Blicken wir zurück – München, Anfang der 1920er-Jahre: Friederike Dülberg trägt anstelle eines Bubikopfs das lange Haar im Nacken zu einem Knoten zusammengefasst. Sie ist scheu, kaum geschminkt und hat auch keine dauerhafte Anstellung, die sie ökonomisch unabhängig macht. Obwohl Friederike Dülbergs Erscheinung nicht dem modischen Ideal der Zeit entspricht, ist sie bestens bekannt in der Münchner Kunstszene. Betritt sie ein Tanzcafé, stimmt die Kapelle eines ihrer Lieblingsstücke an.9 Hauptsächlich habe wohl ihre Ausstrahlung ihre Mutter so beliebt gemacht, meint Angela Rosengart. Sie galt nämlich als ausgesprochene Schönheit. «Sie wusste sich mit sicherem Geschmack zu kleiden und zu bewegen, wahrte Distanz und zeigte tadellose Umgangsformen.»10
Musik und Tanz ist eine magische Verbindung in der soziablen Öffentlichkeit der «Golden Twenties». Den neuen Tänzen wie dem Charleston oder dem Shimmy huldigt die Dame von Welt genauso wie die Büroangestellte. In den Tempeln der Vergnügungskultur hat das angesagte Accessoire, der Pelz, seine Bühne. Er strahlt aus, was ihm angedichtet wird – er «wirkt». Er ist «Projektionsfläche» und Ausdrucksmedium: Im Pelz bin ich jung, unabhängig, am Puls der Zeit. Doch vermochte die neue Mode die Rolle der Frau um 1920 tatsächlich zu erneuern?
Grossstadtillusionen
Das befreiende Lebensgefühl der «Flapper»-Dame teilen zu Beginn des 20. Jahrhunderts viele (junge) Frauen in den Städten Europas und in Übersee: In der Hoffnung auf ein besseres Leben fügen sie sich ins bunte Treiben der Stadt ein und nehmen dabei ein armseliges Dasein in Kauf. Standardtyp ist die junge «Tippmamsell», die im Grossraumbüro von morgens bis abends Akten tippt, allein in einer kleinen Stadtwohnung lebt, und die verbleibenden finanziellen Mittel dazu nutzt, sich nach der neuesten Mode zu kleiden.11 Zwischen 1907 und 1925 verdreifacht sich die Zahl der weiblichen Büroangestellten. Die urbanen Vertreterinnen des «Neue Frau»-Typus sind omnipräsent. Ihre Existenz erscheint real. Doch der Schein trügt: Unterm Strich bleibt die weibliche Berufsarbeit unterbewertet und unterbezahlt und die rechtliche Situation grösstenteils ungesichert. Die traurig-sehnsüchtigen Empfindungen angesichts der ernüchternden Realität schildern die Gedichte der in Berlin als Büroangestellte tätigen, späteren Schriftstellerin Mascha Kaléko (1907–1975):
Interview mit mir selbst
(…)Beim Abgang sprach der Lehrer von den Nöten
Der Jugend und vom ethischen Niveau.
Es hieß, wir sollten jetzt ins Leben treten.

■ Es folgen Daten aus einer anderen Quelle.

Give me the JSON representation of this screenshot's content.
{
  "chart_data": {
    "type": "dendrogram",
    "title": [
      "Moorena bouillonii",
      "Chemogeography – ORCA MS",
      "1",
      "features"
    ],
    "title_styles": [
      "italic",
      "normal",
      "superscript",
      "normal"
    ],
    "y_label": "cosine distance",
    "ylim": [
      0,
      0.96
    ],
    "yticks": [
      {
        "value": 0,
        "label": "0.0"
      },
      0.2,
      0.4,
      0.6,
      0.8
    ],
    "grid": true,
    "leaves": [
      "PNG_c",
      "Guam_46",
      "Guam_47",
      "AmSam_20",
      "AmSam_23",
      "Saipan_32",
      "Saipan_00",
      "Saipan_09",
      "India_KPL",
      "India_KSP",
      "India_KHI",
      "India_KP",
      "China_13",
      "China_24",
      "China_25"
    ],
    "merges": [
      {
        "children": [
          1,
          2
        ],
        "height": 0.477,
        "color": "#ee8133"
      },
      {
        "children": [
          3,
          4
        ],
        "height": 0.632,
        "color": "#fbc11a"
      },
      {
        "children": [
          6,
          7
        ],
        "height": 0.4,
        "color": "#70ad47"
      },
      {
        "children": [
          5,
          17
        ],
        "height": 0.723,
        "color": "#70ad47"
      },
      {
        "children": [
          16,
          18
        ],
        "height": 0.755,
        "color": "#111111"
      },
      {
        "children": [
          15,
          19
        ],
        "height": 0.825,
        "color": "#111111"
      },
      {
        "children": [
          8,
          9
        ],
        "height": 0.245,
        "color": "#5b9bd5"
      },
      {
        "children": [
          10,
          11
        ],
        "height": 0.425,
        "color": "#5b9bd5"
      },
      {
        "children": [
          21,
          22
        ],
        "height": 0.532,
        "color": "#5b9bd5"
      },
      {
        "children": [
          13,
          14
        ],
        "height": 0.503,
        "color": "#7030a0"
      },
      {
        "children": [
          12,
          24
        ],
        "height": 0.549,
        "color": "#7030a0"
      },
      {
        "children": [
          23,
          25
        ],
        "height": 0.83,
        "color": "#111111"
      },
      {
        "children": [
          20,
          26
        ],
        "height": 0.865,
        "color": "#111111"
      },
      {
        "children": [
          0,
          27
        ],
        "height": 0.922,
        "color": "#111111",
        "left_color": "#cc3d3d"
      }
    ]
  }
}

Ich aber leider trat nur ins Büro.
Acht Stunden bin ich dienstlich angestellt
Und tue eine schlechtbezahlte Pflicht.
Am Abend schreib ich manchmal ein Gedicht.

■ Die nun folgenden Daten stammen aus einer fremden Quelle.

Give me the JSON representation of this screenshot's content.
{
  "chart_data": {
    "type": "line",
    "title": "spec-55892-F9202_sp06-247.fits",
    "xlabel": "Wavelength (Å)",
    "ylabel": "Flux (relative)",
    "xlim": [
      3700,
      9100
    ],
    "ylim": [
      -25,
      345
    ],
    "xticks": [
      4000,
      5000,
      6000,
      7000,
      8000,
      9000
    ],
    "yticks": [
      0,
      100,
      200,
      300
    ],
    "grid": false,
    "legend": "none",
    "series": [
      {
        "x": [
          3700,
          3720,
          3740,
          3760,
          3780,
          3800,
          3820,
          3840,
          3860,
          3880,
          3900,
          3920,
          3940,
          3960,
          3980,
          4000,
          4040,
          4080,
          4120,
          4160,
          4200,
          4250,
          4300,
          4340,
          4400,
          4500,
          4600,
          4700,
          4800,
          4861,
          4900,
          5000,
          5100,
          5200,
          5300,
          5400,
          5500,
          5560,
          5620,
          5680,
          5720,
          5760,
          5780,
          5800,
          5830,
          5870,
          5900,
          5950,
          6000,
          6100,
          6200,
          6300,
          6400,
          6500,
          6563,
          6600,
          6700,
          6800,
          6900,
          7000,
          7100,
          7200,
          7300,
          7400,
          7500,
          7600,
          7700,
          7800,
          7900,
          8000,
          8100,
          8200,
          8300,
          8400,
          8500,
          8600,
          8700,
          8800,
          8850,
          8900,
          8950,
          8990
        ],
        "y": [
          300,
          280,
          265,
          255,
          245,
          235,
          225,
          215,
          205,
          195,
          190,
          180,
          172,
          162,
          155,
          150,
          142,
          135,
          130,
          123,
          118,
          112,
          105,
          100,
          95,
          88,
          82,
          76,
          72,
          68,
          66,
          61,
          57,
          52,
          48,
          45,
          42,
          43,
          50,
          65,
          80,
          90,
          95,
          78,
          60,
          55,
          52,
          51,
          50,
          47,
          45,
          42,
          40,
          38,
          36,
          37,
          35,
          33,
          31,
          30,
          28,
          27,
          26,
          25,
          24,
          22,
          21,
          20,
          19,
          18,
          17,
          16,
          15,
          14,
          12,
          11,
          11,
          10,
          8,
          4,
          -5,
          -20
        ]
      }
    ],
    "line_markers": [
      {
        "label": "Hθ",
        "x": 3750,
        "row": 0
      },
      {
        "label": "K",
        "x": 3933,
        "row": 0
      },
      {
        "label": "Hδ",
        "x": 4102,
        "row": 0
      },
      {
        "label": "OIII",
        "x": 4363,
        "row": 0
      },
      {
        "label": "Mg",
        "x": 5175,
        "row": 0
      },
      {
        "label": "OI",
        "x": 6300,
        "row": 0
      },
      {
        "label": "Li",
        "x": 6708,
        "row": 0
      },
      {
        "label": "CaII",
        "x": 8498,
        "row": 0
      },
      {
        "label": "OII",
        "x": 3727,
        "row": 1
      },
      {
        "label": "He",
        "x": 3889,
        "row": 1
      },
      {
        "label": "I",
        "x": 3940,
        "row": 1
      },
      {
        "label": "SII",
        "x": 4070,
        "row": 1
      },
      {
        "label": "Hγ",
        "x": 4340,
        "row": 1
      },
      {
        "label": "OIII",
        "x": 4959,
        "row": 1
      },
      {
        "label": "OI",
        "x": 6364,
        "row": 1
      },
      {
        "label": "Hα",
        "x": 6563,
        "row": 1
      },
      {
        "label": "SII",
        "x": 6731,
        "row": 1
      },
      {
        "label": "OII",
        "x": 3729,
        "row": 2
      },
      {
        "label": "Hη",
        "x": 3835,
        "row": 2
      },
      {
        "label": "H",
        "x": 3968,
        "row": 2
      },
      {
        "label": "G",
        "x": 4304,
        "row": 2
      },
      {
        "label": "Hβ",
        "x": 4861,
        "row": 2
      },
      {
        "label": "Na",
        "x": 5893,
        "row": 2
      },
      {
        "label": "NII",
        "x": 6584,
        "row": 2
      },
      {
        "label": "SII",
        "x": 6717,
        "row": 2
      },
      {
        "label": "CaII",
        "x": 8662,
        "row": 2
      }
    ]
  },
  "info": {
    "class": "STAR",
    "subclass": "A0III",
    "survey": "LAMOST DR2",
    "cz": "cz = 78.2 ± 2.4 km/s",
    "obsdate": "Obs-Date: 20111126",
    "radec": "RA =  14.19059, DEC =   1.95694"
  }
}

Mein Vater meint, das habe noch gefehlt.
Bei schönem Wetter reise ich ein Stück
Per Bleistift auf der bunten Länderkarte.

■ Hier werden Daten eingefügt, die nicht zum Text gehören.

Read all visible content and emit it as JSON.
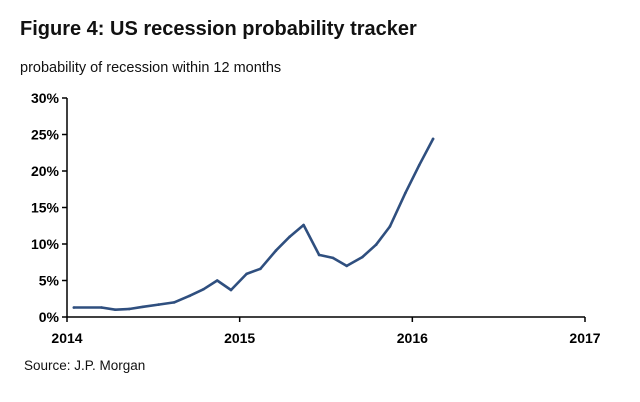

An stillen Regentagen aber warte
Ich manchmal auf das sogenannte Glück.12
Jugendliebe a. D.
(…)– Was ich so treibe …? Nicht sehr viel. Man trottet
So nach und nach sein kleines Pensum ab.
Und meine Träume hab ich eingemottet.
Ich wuchs heraus. Nun sind sie mir zu knapp … 13
Vorwärts in die Tradition
«Es ist schwer, das wissen alle Frauen, zu einem schönen Pelz zu kommen (…)», heisst es 1928 im Magazin Das Leben.14 Tatsächlich ist dies für viele vermeintlich «Neue Frauen» nur unter den «alten» und traditionellen Voraussetzungen möglich – also durch Heirat und damit durch die finanzielle Unterstützung eines Mannes. Mit dem Outfit der «Garçonne» bietet die Frau optisch zwar ein Pendant zum Anzug des Mannes, markiert die Ankunft in der industrialisierten Arbeitswelt und die «Durchsetzung der Modernere in der Frauenmode».15 Doch die Forderungen nach weiblicher Selbstständigkeit und ökonomischer Unabhängigkeit sind in der Realität der Zwanzigerjahre abseits der Parallelwelt der Mode weitgehend unerfüllt.16 Trotz enthusiastischer Zukunftsbeschwörung und dem allgemeinen Empfinden von Befreiung und Fortschritt vermag die Mode nicht über die Realität hinwegzutäuschen: Für viele Frauen ist es nicht möglich, sich aus den traditionellen Rollenmustern zu befreien – dies sowohl im häuslichen Bereich wie im Erwerbsleben. Die Frau definiert sich nach wie vor nahezu ausschliesslich über ihren Mann.17 Die «Neue Frau» verkörpert insofern eher «ein Ideal, ein Mythos der Journale, Zeitschriften und der Literatur.»18 Im autobiografisch gefärbten Roman Schicksale hinter Schreibmaschinen von Christa Anita Brück aus dem Jahre 1930 sehnt sich die resignierte Protagonistin gar nach der Erlösung vom «Sklavenjoch des Erwerbs»: «Im stillen hofft eine jede, früher oder später durch Heirat befreit zu werden.»19 Der Ausbruch in die Freiheit führt angesichts damaliger Verhältnisse letztlich zurück in die Tradition.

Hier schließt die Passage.